Jenna Bostock: For our readers who are interested in pursuing their passion or getting into entrepreneurship, do you have any words of caution or encouragement?

Cathy Corison: Mostly encouragement. If you’re doing it for the right reason and you’re passionate, regardless of what you want to do, just start walking. People get paralyzed wanting to be sure they make exactly the right moves, when in fact you just start walking. You don’t know what’s gonna happen at each fork in the road. You don’t know what those forks are gonna be. But if you don’t start walking, you won’t get anywhere.

If anybody had told me that I would own a winery or that Napa Valley Cabernet would be a world-class famous wine in the world in my lifetime, I would tell them they were nuts when I first started.

Jenna Bostock: What is an essential wine making element to you?

Cathy Corison: There are a lot of things you can put your thumb on that are important. I’ve been trying to articulate something for a couple of years and I’m getting a little better at it. The wines I love are the wines that have energy and life force and vibration.

Jenna Bostock: How do you get that energy into your own wine?

Cathy Corison: I pick much earlier than most here in the valley because I value good natural acidity. I value that red and blue end of the Cabernet spectrum. (again this following sentence is a bit confusing) Cabernet can make, red cherries and blue blueberries and through the plums and cassis going to purple and then black blackberries. And the best vintages, and the most interesting to me, are the ones where that’s all there at the same time.

That’s one of the goals for me. Complexity is a big piece of it, this just sort of brightness. And then — I can’t really describe it very well — it really is energy; a certain life force.

Jenna Bostock: What are your thoughts on the growth of Corison?

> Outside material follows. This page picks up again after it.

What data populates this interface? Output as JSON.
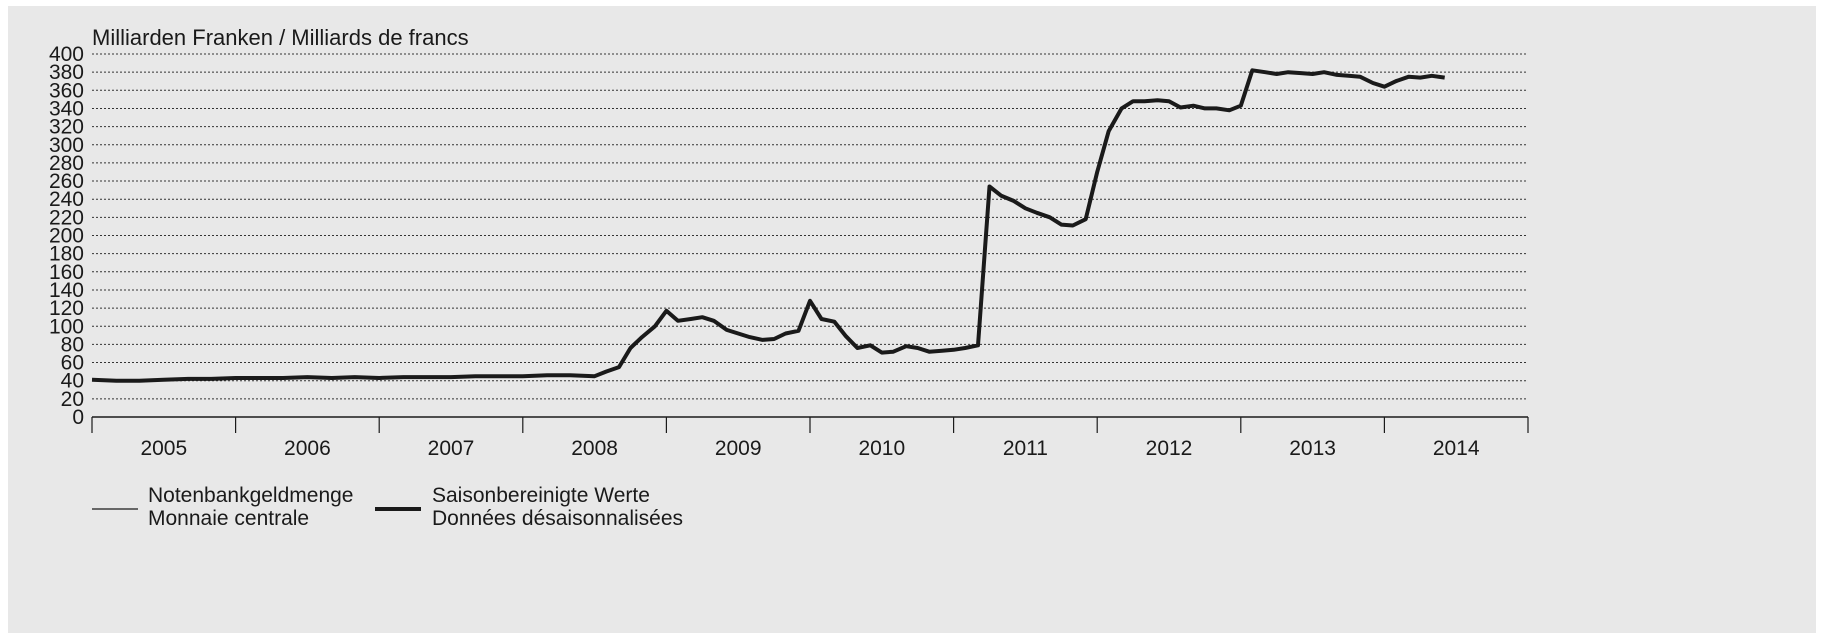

Cathy Corison: People ask me all the time, “What’s next?” and they’re expecting me to get bigger or do something new. I just want to get better.

I can’t think of any examples in the wine business really where getting bigger benefits the wine. It might be better for a lot of things but not better for the wine. My fear is retiring. I just want to make wine.

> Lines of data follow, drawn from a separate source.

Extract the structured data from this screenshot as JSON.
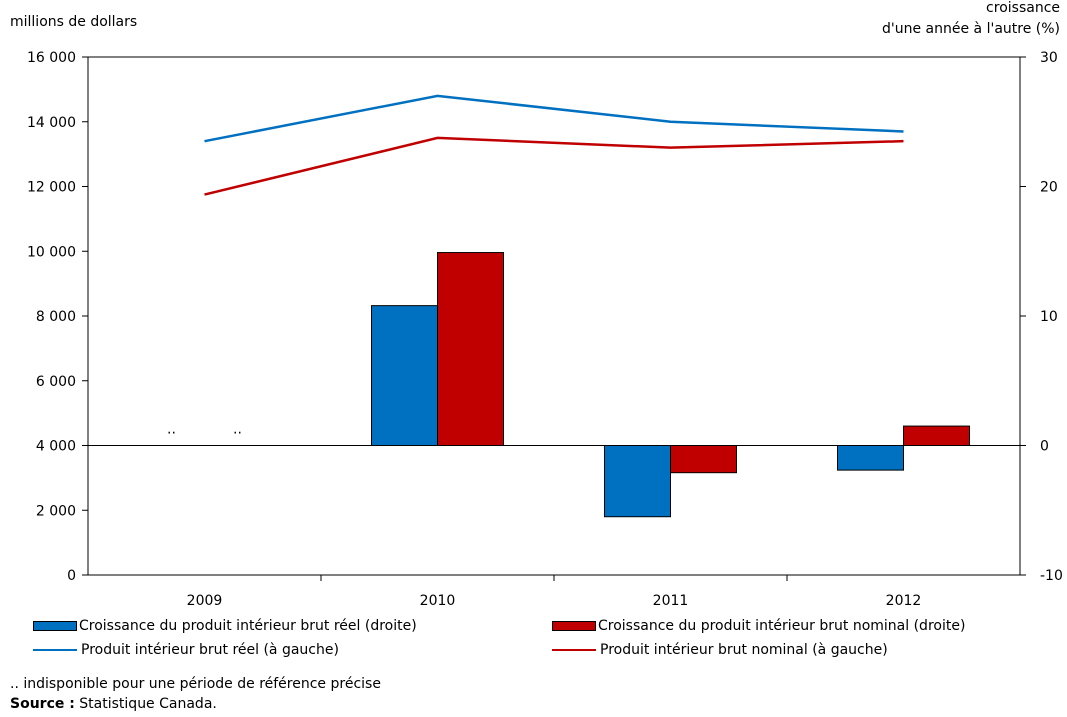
{
  "chart_data": {
    "type": "bar+line",
    "left_axis": {
      "title": "millions de dollars",
      "range": [
        0,
        16000
      ],
      "ticks": [
        0,
        2000,
        4000,
        6000,
        8000,
        10000,
        12000,
        14000,
        16000
      ],
      "tick_labels": [
        "0",
        "2 000",
        "4 000",
        "6 000",
        "8 000",
        "10 000",
        "12 000",
        "14 000",
        "16 000"
      ]
    },
    "right_axis": {
      "title_line1": "croissance",
      "title_line2": "d'une année à l'autre (%)",
      "range": [
        -10,
        30
      ],
      "ticks": [
        -10,
        0,
        10,
        20,
        30
      ],
      "tick_labels": [
        "-10",
        "0",
        "10",
        "20",
        "30"
      ]
    },
    "categories": [
      "2009",
      "2010",
      "2011",
      "2012"
    ],
    "bar_series": [
      {
        "name": "Croissance du produit intérieur brut réel (droite)",
        "color": "#0070c0",
        "axis": "right",
        "values": [
          null,
          10.8,
          -5.5,
          -1.9
        ]
      },
      {
        "name": "Croissance du produit intérieur brut nominal (droite)",
        "color": "#c00000",
        "axis": "right",
        "values": [
          null,
          14.9,
          -2.1,
          1.5
        ]
      }
    ],
    "line_series": [
      {
        "name": "Produit intérieur brut réel (à gauche)",
        "color": "#0070c0",
        "axis": "left",
        "values": [
          13400,
          14800,
          14000,
          13700
        ]
      },
      {
        "name": "Produit intérieur brut nominal (à gauche)",
        "color": "#c00000",
        "axis": "left",
        "values": [
          11750,
          13500,
          13200,
          13400
        ]
      }
    ],
    "missing_marker": ".."
  },
  "footnotes": {
    "unavailable": ".. indisponible pour une période de référence précise",
    "source_label": "Source :",
    "source_text": " Statistique Canada."
  }
}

Jenna Bostock: So how does the average customer find out about you?

Cathy Corison: Hm, average customer? Probably restaurants. That’s always been my marketing strategy from the very beginning. Somehow I had a sense for getting on the right wine lists across the country, and these days it’s across the world. There’s a lot of exposure in the right place and the right associations, so I can sell one case of wine at a really fine restaurant that’s got a big wine list, it may not move very fast but it’s great exposure.

I embraced social media when it first happened. Twitter made my head hurt for months but I got pretty good at it and I still do some Twitter. I do a lot more Instagram now. I’m trying to figure Instagram out cause it’s so different. Facebook I’ll never understand. Somebody said, “Oh you gotta figure out Twitter to get to the millennials.” I figured I’d go look, and very quickly what it did is it plugged me into the palms in the world and the wine writers in the world.

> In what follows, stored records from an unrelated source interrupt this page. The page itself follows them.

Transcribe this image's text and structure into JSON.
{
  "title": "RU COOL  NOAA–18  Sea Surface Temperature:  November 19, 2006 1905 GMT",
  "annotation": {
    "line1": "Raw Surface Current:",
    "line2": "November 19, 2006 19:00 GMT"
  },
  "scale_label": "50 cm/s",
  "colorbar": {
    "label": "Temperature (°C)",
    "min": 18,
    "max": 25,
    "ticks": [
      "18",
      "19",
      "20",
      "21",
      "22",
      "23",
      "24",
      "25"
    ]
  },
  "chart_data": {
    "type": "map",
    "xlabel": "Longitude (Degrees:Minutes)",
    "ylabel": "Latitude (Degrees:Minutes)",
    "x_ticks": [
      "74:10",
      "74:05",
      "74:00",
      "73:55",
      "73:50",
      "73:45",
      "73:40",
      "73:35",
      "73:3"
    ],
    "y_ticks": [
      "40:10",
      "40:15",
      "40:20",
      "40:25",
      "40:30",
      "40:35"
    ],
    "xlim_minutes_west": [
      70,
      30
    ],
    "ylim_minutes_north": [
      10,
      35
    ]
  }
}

And now, they’re my friends. That changed everything hugely. I didn’t do that deliberately, it’s because they’re my people. They’re the people that — that love the same things I love, and speak the same language.

Jenna Bostock: Any last words for anyone looking to start their own business?

Cathy Corison: Be passionate. There are people that are passionate about wine and then there are people that there’s a prestige associated with wine and I think, you’ve gotta have the passion.

The prestige thing is okay if you’ve got the passion because that’s the only thing that’s gonna pull you through it all. Cause it’s not an easy business, it’s a very difficult business. It looks very shiny from the outside. It was so funny, back when I use to consult, I would always try to talk people out of the wine business. I felt that was my first job.

People get stars in their eyes. People can’t see straight. And then a few years into it, they’re like the war wounded.

Jenna Bostock: Do you have any urge to retire anytime soon?

Cathy Corison: None. I want to be making wine when I’m 99.